Keep your eyes on Arizona.
But Donald Trump’s recent endorsement of a QAnon-following, insurrectionist-sympathizing crackpot to become Arizona’s next secretary of state shouldn’t tickle you. It should concern you.
Mark Finchem is a state representative from Oro Valley, a small town in southern Arizona. He attended the Jan. 6 rally held right before insurrectionists waged an attack on the U.S. Capitol, and he shared text messages showing he was communicating with the rally’s organizers around that time. Finchem has refused to release all of his text messages and communications from the time the insurrection was underway, but that day he posted on social media that the violence was “what happens when the People feel they have been ignored, and Congress refuses to acknowledge rampant fraud."
In a statement last week, Trump said he was endorsing Finchem because of “his incredibly powerful stance on the massive Voter Fraud that took place in the 2020 Presidential Election Scam.”
There is no evidence that voter fraud affected the outcome of the election. But conservative rioters attacked police and besieged the Capitol while pushing the lie that widespread election fraud occurred in districts with large Black and brown populations. Just last week, Finchem called for “statewide door-to-door voter verification,” without explaining what that would entail.
If he were to win the Republican nomination for secretary of state and next year’s general election, Finchem would have the power to certify — or not certify — election results, voting machines and eligible candidates in Arizona.
And make no mistake: Installing a pro-Trump sycophant as the top election official not only would drastically alter Arizona’s political trajectory, but it would also have huge implications for the rest of the country. Phoenix, the state’s metropolitan center, is the country’s fifth-largest city, and it was the fastest-growing large city in the U.S. over the past decade. That population growth has made Arizona more ethnically diverse and progressive over the years, paving the way for Democratic wins across the state in last year’s elections — including Joe Biden’s presidential victory.
Finchem is just the latest conservative white man in Arizona to test how far white rage can take him.
Although Mark Finchem is a clownish character, his candidacy is no joke. In a lot of ways, Arizona and the deranged Finchem candidacy could be a harbinger for the rest of the country. It’s no coincidence that Arizona has become the site of some of the country’s most virulent opposition to progressive, multiethnic democracy. This type of political showdown has a long history in the Copper State, where white politicians have stoked white voters’ racial animus to consolidate power. Mark Finchem and Donald Trump are just the latest to try.
When Republican Sen.
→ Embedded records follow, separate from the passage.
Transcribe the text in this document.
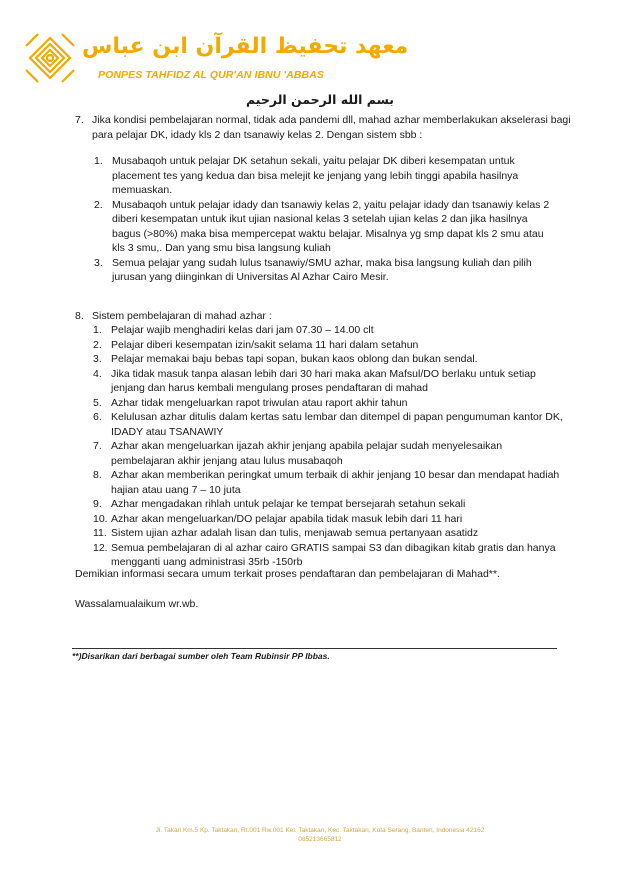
معهد تحفيظ القرآن ابن عباس
PONPES TAHFIDZ AL QUR'AN IBNU 'ABBAS
بسم الله الرحمن الرحيم
7. Jika kondisi pembelajaran normal, tidak ada pandemi dll, mahad azhar memberlakukan akselerasi bagi para pelajar DK, idady kls 2 dan tsanawiy kelas 2. Dengan sistem sbb :
1. Musabaqoh untuk pelajar DK setahun sekali, yaitu pelajar DK diberi kesempatan untuk placement tes yang kedua dan bisa melejit ke jenjang yang lebih tinggi apabila hasilnya memuaskan.
2. Musabaqoh untuk pelajar idady dan tsanawiy kelas 2, yaitu pelajar idady dan tsanawiy kelas 2 diberi kesempatan untuk ikut ujian nasional kelas 3 setelah ujian kelas 2 dan jika hasilnya bagus (>80%) maka bisa mempercepat waktu belajar. Misalnya yg smp dapat kls 2 smu atau kls 3 smu,. Dan yang smu bisa langsung kuliah
3. Semua pelajar yang sudah lulus tsanawiy/SMU azhar, maka bisa langsung kuliah dan pilih jurusan yang diinginkan di Universitas Al Azhar Cairo Mesir.
8. Sistem pembelajaran di mahad azhar :
1. Pelajar wajib menghadiri kelas dari jam 07.30 – 14.00 clt
2. Pelajar diberi kesempatan izin/sakit selama 11 hari dalam setahun
3. Pelajar memakai baju bebas tapi sopan, bukan kaos oblong dan bukan sendal.
4. Jika tidak masuk tanpa alasan lebih dari 30 hari maka akan Mafsul/DO berlaku untuk setiap jenjang dan harus kembali mengulang proses pendaftaran di mahad
5. Azhar tidak mengeluarkan rapot triwulan atau raport akhir tahun
6. Kelulusan azhar ditulis dalam kertas satu lembar dan ditempel di papan pengumuman kantor DK, IDADY atau TSANAWIY
7. Azhar akan mengeluarkan ijazah akhir jenjang apabila pelajar sudah menyelesaikan pembelajaran akhir jenjang atau lulus musabaqoh
8. Azhar akan memberikan peringkat umum terbaik di akhir jenjang 10 besar dan mendapat hadiah hajian atau uang 7 – 10 juta
9. Azhar mengadakan rihlah untuk pelajar ke tempat bersejarah setahun sekali
10. Azhar akan mengeluarkan/DO pelajar apabila tidak masuk lebih dari 11 hari
11. Sistem ujian azhar adalah lisan dan tulis, menjawab semua pertanyaan asatidz
12. Semua pembelajaran di al azhar cairo GRATIS sampai S3 dan dibagikan kitab gratis dan hanya mengganti uang administrasi 35rb -150rb
Demikian informasi secara umum terkait proses pendaftaran dan pembelajaran di Mahad**.
Wassalamualaikum wr.wb.
**)Disarikan dari berbagai sumber oleh Team Rubinsir PP Ibbas.
Jl. Takari Km.5 Kp. Taktakan, Rt.001 Rw.001 Kel. Taktakan, Kec. Taktakan, Kota Serang, Banten, Indonesia 42162
085213665812
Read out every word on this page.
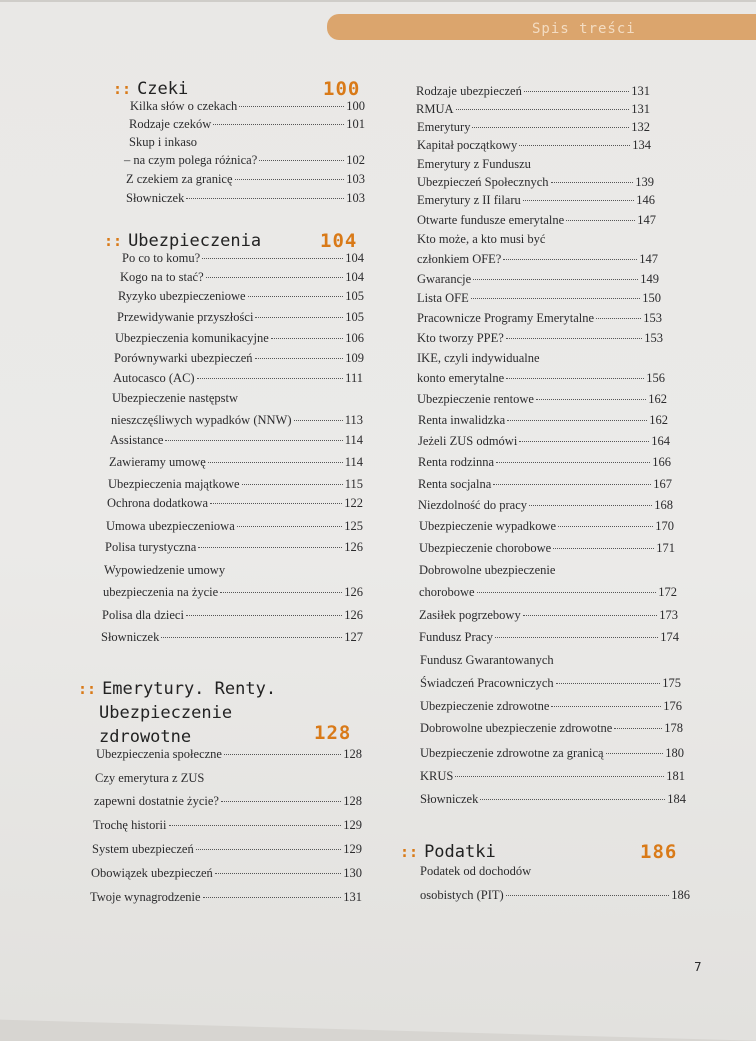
Spis treści
:: Czeki	100
:: Ubezpieczenia	104
:: Emerytury. Renty.
Ubezpieczenie
zdrowotne	128
:: Podatki	186
Kilka słów o czekach	100
Rodzaje czeków	101
Skup i inkaso
– na czym polega różnica?	102
Z czekiem za granicę	103
Słowniczek	103
Po co to komu?	104
Kogo na to stać?	104
Ryzyko ubezpieczeniowe	105
Przewidywanie przyszłości	105
Ubezpieczenia komunikacyjne	106
Porównywarki ubezpieczeń	109
Autocasco (AC)	111
Ubezpieczenie następstw
nieszczęśliwych wypadków (NNW)	113
Assistance	114
Zawieramy umowę	114
Ubezpieczenia majątkowe	115
Ochrona dodatkowa	122
Umowa ubezpieczeniowa	125
Polisa turystyczna	126
Wypowiedzenie umowy
ubezpieczenia na życie	126
Polisa dla dzieci	126
Słowniczek	127
Ubezpieczenia społeczne	128
Czy emerytura z ZUS
zapewni dostatnie życie?	128
Trochę historii	129
System ubezpieczeń	129
Obowiązek ubezpieczeń	130
Twoje wynagrodzenie	131
Rodzaje ubezpieczeń	131
RMUA	131
Emerytury	132
Kapitał początkowy	134
Emerytury z Funduszu
Ubezpieczeń Społecznych	139
Emerytury z II filaru	146
Otwarte fundusze emerytalne	147
Kto może, a kto musi być
członkiem OFE?	147
Gwarancje	149
Lista OFE	150
Pracownicze Programy Emerytalne	153
Kto tworzy PPE?	153
IKE, czyli indywidualne
konto emerytalne	156
Ubezpieczenie rentowe	162
Renta inwalidzka	162
Jeżeli ZUS odmówi	164
Renta rodzinna	166
Renta socjalna	167
Niezdolność do pracy	168
Ubezpieczenie wypadkowe	170
Ubezpieczenie chorobowe	171
Dobrowolne ubezpieczenie
chorobowe	172
Zasiłek pogrzebowy	173
Fundusz Pracy	174
Fundusz Gwarantowanych
Świadczeń Pracowniczych	175
Ubezpieczenie zdrowotne	176
Dobrowolne ubezpieczenie zdrowotne	178
Ubezpieczenie zdrowotne za granicą	180
KRUS	181
Słowniczek	184
Podatek od dochodów
osobistych (PIT)	186
7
Barry Goldwater of Arizona ran for president in 1964, he was widely condemned by civil rights leaders for his opposition to civil rights laws. Martin Luther King Jr. said Goldwater, who opposed the 1964 Civil Rights Act, “articulate[d] a philosophy which gives aid and comfort to the racists.”
In 1987, newly minted Gov. Evan Mecham, a Republican, placated white racists by fulfilling his campaign promise to repeal Martin Luther King Day.
For decades, Maricopa County Sheriff Joe Arpaio oversaw a brutal regime in Arizona that preyed upon Black and brown Arizonans, including a tradition of targeting and terrorizing immigrants.
Finchem is just the latest conservative white man in Arizona to test how far white rage can take him, and he’s betting that the former president’s endorsement will give him a boost.